A maternal uncle of mine once hailed a passing friend, called him onto the verandah, plied him with tea, and convivially shot the breeze. In the course of the evening, he introduced us to the gent, saying, “This is my very good friend, Verghese.” A spasm crossed the man’s face and he said in a strangled tone, “But my name is Thomas.” We kept a tactful silence but neither Thomas nor
Verghese were ever mentioned by my uncle again.

As a family, we fall back on the age-old hailing mechanisms of ‘Hey’; ‘Hey you’; ‘You there’ and in
extreme cases, ‘Oy!’

My mother has been known, in times of great agitation, to forget the names of her children and substitute, “You, my second-born” or “Whatsyourname, the youngest” and I have to tell you, it works just fine. Many- a- time, the dog responds to ‘Dog’, the cook to, what else but ‘Cook’.

It crept up on me so stealthily, it took a while for me to realise the baton had indeed, been passed onto me.

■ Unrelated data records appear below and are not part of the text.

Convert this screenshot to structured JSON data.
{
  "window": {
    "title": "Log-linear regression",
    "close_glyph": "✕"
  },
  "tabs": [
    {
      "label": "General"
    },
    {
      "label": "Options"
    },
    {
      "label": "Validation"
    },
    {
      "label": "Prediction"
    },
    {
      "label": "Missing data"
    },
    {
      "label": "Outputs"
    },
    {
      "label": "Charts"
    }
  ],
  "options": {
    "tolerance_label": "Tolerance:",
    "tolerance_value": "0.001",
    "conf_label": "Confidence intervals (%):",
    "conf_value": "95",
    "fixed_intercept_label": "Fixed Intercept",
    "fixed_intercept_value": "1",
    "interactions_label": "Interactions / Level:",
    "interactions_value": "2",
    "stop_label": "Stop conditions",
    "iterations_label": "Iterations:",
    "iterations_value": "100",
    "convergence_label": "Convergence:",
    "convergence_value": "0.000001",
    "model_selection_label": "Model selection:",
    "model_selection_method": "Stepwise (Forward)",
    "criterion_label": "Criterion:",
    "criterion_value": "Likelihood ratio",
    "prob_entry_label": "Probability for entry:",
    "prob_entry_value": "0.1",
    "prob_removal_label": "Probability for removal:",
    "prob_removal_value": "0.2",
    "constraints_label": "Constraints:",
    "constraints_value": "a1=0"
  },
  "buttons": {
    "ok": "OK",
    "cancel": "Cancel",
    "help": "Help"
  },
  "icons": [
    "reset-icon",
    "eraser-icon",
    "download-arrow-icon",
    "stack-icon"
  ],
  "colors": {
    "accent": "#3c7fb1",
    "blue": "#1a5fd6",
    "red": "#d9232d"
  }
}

We have acquaintances in my neighbourhood who rejoice in the name of Nandal, a name that refuses to stick in my mind. What comes to the tip of the tongue and is often uttered instead, is ‘Nalla Sopara’, to the utter stupefaction of those present.

The carpenter’s name is Lohar, the easiest name in the world for a carpenter, as anyone will tell you. I cannot but help calling him Solar. At first inclined to be offended, he now responds happily to Solar, under the impression that the name confers the title of Sun God on him.

The other day, I saw old rocker Brian Ferry singing on television and began to tell my daughter about the wonderful group he helmed… only, I’d clean forgotten the name of the group. As usual, a substitute slid into my mind and refused to leave. The substitute was ‘Ice Station Zebra’, which
of course, was the name of a book by Alistair Maclean, not a rock band. I had to Google to find out
that the band was named … there, I’ve forgotten it again! Er, let me think: did it have Ice in the name?

This ran in DECCAN HERALD of 27 March 2004.